A bitset is an implementation detail to represent sets efficiently in memory. I cannot make an explicit statement about the content of the exam, and so cannot tell you whether you will need to be familiar with this, but I believe from the format of the sample exam you should be able to make your own judgement on what you may or may not need to understand.

Having said that: Bitsets are pretty simple. An element is either in the set or it is not. This is a binary choice and can be represented by a single boolean. For some known "universe" of possible elements, we can therefore just assign each element an integer id 0, 1, 2, etc., and we can represent a subset of these elements as a list of booleans recording whether each element is in the set. So [True, False, True, True] would represent the set {0, 2, 3}. Bitsets just allow us to represent (small) lists of booleans more efficiently: Using each bit of a 64-bit integer (for example) as a boolean means we can represent a list of 64 booleans using a single integer. The operations to then manipulate the elements of this list are then just however the language you are using implements bitwise operations to read or write individual bits. That is an implementation detail that just requires you to be familiar with the language's operations.

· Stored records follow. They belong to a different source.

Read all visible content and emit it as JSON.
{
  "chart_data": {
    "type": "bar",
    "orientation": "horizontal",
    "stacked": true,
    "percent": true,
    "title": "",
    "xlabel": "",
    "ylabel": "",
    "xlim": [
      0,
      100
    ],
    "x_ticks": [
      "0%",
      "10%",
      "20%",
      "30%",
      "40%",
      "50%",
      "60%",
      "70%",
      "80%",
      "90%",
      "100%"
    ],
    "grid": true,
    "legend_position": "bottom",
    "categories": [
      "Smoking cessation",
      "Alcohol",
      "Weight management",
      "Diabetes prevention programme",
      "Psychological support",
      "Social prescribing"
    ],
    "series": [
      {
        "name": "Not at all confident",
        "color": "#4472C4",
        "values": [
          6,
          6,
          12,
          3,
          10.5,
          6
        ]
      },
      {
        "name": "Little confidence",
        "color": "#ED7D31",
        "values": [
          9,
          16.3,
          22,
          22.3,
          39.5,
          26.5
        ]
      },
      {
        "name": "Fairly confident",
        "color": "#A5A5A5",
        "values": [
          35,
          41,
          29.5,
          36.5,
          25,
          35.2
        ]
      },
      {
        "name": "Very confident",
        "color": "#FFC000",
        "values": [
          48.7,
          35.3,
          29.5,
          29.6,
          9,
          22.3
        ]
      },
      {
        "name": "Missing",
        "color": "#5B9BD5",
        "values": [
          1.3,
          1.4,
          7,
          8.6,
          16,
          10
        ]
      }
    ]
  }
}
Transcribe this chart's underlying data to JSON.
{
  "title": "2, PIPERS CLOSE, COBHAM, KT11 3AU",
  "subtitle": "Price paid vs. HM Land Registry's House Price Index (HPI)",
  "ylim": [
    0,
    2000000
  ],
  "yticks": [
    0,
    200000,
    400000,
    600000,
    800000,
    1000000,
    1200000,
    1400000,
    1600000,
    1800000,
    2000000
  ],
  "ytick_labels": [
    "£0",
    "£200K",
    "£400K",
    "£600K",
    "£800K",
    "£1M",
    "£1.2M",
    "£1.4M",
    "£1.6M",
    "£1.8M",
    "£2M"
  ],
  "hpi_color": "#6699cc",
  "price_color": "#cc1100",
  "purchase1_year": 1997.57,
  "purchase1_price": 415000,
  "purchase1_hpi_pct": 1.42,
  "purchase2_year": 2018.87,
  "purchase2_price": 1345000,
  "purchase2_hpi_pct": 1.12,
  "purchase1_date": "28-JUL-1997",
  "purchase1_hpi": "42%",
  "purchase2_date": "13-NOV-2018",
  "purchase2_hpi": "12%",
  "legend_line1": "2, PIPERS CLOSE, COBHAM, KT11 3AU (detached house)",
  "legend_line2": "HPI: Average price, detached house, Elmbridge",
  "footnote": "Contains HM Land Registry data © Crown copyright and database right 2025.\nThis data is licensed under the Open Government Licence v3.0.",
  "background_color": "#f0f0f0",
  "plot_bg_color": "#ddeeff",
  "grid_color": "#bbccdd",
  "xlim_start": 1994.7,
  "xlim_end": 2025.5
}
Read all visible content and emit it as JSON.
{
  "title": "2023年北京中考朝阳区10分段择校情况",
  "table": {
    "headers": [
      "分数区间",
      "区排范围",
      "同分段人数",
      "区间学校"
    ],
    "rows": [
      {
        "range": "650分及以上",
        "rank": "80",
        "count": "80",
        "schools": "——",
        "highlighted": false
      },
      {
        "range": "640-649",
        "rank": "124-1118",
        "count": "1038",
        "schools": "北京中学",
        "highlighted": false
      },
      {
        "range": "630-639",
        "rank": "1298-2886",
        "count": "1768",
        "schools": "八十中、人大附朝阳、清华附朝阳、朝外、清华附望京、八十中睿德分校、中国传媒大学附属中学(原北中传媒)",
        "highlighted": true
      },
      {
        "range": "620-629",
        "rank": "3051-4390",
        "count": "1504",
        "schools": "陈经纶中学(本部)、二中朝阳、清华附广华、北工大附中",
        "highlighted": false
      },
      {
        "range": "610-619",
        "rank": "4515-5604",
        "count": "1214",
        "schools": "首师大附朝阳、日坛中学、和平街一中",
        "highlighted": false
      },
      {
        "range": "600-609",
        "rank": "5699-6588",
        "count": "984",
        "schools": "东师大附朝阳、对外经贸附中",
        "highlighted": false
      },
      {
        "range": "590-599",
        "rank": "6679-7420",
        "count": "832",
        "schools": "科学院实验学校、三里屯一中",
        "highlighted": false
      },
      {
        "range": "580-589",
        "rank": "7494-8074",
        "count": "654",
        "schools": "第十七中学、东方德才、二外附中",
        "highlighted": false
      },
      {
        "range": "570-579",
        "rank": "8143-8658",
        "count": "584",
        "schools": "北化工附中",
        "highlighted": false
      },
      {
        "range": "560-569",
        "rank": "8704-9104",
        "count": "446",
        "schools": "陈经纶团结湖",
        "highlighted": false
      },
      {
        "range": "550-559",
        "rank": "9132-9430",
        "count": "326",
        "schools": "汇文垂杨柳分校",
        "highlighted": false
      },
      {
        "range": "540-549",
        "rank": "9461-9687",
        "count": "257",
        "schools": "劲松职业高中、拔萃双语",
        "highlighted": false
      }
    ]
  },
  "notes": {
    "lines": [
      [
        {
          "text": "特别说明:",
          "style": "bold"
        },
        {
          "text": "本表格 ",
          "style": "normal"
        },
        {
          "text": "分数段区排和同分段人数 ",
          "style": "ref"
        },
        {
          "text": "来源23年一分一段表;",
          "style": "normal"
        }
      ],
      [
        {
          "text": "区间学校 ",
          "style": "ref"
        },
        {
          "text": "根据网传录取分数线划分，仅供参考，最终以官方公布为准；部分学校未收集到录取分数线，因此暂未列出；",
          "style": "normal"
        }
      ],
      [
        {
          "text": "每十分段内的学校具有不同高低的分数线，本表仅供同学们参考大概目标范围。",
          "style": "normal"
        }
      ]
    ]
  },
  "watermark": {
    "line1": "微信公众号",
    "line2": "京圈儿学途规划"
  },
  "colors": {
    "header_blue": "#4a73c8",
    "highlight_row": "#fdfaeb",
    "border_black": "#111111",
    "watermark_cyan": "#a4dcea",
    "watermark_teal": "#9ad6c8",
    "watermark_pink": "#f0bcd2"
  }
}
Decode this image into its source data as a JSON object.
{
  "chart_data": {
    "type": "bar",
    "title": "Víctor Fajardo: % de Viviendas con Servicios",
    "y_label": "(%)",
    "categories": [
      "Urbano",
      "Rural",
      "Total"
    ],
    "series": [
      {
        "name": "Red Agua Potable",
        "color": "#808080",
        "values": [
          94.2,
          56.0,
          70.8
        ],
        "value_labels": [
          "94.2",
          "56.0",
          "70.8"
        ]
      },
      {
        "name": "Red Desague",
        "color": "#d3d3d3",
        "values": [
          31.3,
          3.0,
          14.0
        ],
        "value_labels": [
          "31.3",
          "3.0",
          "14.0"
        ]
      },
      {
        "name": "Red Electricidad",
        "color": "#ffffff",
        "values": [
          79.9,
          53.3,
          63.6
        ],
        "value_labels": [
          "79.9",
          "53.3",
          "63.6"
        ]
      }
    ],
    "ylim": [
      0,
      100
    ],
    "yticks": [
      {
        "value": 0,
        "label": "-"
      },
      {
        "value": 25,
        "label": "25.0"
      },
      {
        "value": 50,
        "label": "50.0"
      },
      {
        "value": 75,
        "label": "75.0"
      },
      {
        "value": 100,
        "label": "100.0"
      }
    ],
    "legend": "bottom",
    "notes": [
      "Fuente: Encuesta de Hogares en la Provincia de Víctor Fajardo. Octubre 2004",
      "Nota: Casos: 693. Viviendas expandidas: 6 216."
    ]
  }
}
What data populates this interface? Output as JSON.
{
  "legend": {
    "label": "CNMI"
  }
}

We like this because it lets us use a single integer to represent a set that would otherwise be a much larger more complex object. In particular, and the reason I used it in that lecture, is it means you can just use the integer directly as an index into a list. Meanwhile if we were using actual set objects, Python doesn't even let you use them as keys in a dictionary because sets aren't hashable by default to avoid Problems, so you would have to juggle using frozenset instead, and all this is going to come with an O(N) overhead. Computers love working with integers though. It's basically all they do.

Notably, the size of a bitset is not proportional to the number of elements it contains, but to the size of the universe of elements it could possibly contain, so it's only really useful when we know the universe is small.

Note also that since Python integers can grow arbitrarily large, you are not limited to 64 bits, but above 64 bits Python starts using a much more complex big integer representation that has its own complications. Generally this should not matter, though, as by that point you are talking about representing more than 2^64 subsets, so your time complexity probably has bigger problems.

Hopefully that helps you understand the computational properties of working with sets, and helps you see that bitsets are mostly just an implementation detail of how we actually represent the concept of a set.

Cheers, Gozz